A virtual assistant can offer a range of skills to clients and the seasoned among us may be very accustomed to remote interviews. For those new to the remote work model, conducting a remote interview with prospective clients and employers may feel a bit unusual. Here are 12 tips to help you feel more comfortable and prepared, and help you present your best self.
A common mistake people make is equating the word “remote” with “casual”. While you don’t need to pull out the Chanel or Armani suits or worry about polishing your shoes, you should dress conservatively and professionally, and be very well-groomed. Please don’t focus only on the top. Dress head to toe in professional attire that is one step up from what the culture and role itself require. That said, don’t overdress. If your client is a construction company, don’t dress for Wall Street.
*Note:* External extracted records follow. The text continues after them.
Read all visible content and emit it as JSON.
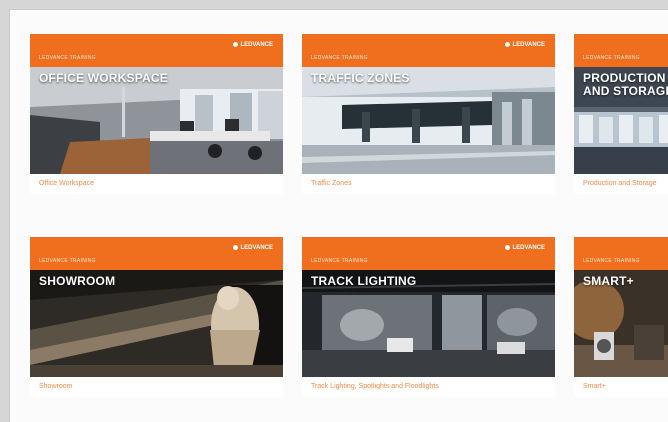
{
  "brand": {
    "name": "LEDVANCE"
  },
  "theme": {
    "accent": "#ef6f1f",
    "caption_color": "#f08a4b",
    "page_bg": "#fbfbfb"
  },
  "cards": [
    {
      "kicker": "LEDVANCE TRAINING",
      "title": "OFFICE WORKSPACE",
      "caption": "Office Workspace",
      "scene": "office-photo"
    },
    {
      "kicker": "LEDVANCE TRAINING",
      "title": "TRAFFIC ZONES",
      "caption": "Traffic Zones",
      "scene": "traffic-photo"
    },
    {
      "kicker": "LEDVANCE TRAINING",
      "title": "PRODUCTION\nAND STORAGE",
      "caption": "Production and Storage",
      "scene": "production-photo"
    },
    {
      "kicker": "LEDVANCE TRAINING",
      "title": "SHOWROOM",
      "caption": "Showroom",
      "scene": "showroom-photo"
    },
    {
      "kicker": "LEDVANCE TRAINING",
      "title": "TRACK LIGHTING",
      "caption": "Track Lighting, Spotlights and Floodlights",
      "scene": "track-photo"
    },
    {
      "kicker": "LEDVANCE TRAINING",
      "title": "SMART+",
      "caption": "Smart+",
      "scene": "smart-photo"
    }
  ]
}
Upscale business casual would be fine. If upscale business casual is the norm, kick it up a notch.
Particularly for those who work from home on a regular basis, it’s important to have an undistracted space during your interview. Schedule your interview at a time when you can assure this will be the case. Don’t schedule smack dab in the middle of when the kids are coming home from school.
Know how your lighting will look ahead of time. It’s important for your interviewer to be able to see you clearly. In-person interviews rely quite a bit on body language. Remote interviews rely quite a bit on facial expressions, so…
Especially your “resting” face. Take a quick peek at your own panel in the video call to make sure your mouth isn’t turned down and that you don’t look smug. Do you look happy, engaged, or concerned? Don’t look at yourself too often but do a quick eye flash over to yourself every few minutes.
Accentuate non-verbal responses, like a head-nod or a smile with a short verbal cue, like, “right”, or “that’s great.” Unlike in person, a subtle non-verbal response could be easily missed on a video call.
Download any necessary software well in advance — not at interview time. Make sure you give yourself a few extra minutes to get into the meeting (which can take some time to load on some platforms). Activate your mic and camera. Minimize any potential for lost time for technical problems – especially on your side.
After saying hello, make sure to ask your interviewer if they can see and hear you clearly or if any adjustments need to be made to the volume.
Keep one headphone off/out of one ear so that you can self regulate your own voice and not speak too loud. This is especially important if you are using a headset. If you are using the built-in mic on your computer, speak in a natural tone, and make adjustments as needed if you are not audible enough.
Make sure your background is neat and professional. The fewer distractions, the better. You might not think a neatly stacked bookshelf behind you is a problem. This can disrupt focus. Remove as many visual stimuli as possible. And whatever you do, do not use a greenscreen or similar digital backdrop. If you move around, it will become very obvious you are using a digital background. Reduce any chances of the attention being diverted from you for any reason.
Internet lag times are the number one cause of overtalking. Give an extra second or two of space after the person has finished speaking to begin your response. It’s not a perfect science, but this will help, and demonstrates that you are considerate.
While most people understand that you will be looking at them, which means looking slightly down at your screen, look into the camera on occasion, too. Let them see your full face and that direct eye contact, which they would normally get in person.
To whatever extent you can, look up company information, media coverage, social media — use your resources to learn as much as you can ahead of time. This will help you to ask good questions that relate to the position but also to the culture.
Answer questions clearly and thoroughly but remember, this is not a social event. While a little schmooze time is expected at any interview, a video interview may need to cut to the chase a little faster. Follow your interviewer’s lead. Some companies stack interviews back to back, and some have set time limits on their calls. Plan on being on the call for an hour, even if the interview ends at 20 minutes.
In the closeout, always offer to be available for any additional questions or a follow-up call.
Always say thank you and provide at least one affirmation about your enthusiasm. If you do not feel like it’s a fit, simply say with a warm smile that you really appreciated speaking with them and look forward to hearing from them.
Within an hour of your call, send a thank you email and express some things about the role and company that excite you. If you are not really feeling a match, a simpler thank you will suffice, but try to find at least one good attribute that attracts you to the role to include. Always say you look forward to hearing from them about the next steps.
Sometimes, an interview can feel static or cold, but the employer actually really likes you, so never cut yourself off from an opportunity. Stay warm and enthusiastic throughout the process. Even if this role or company does not turn out to be a match, you never know who can be a referral source for you in the future.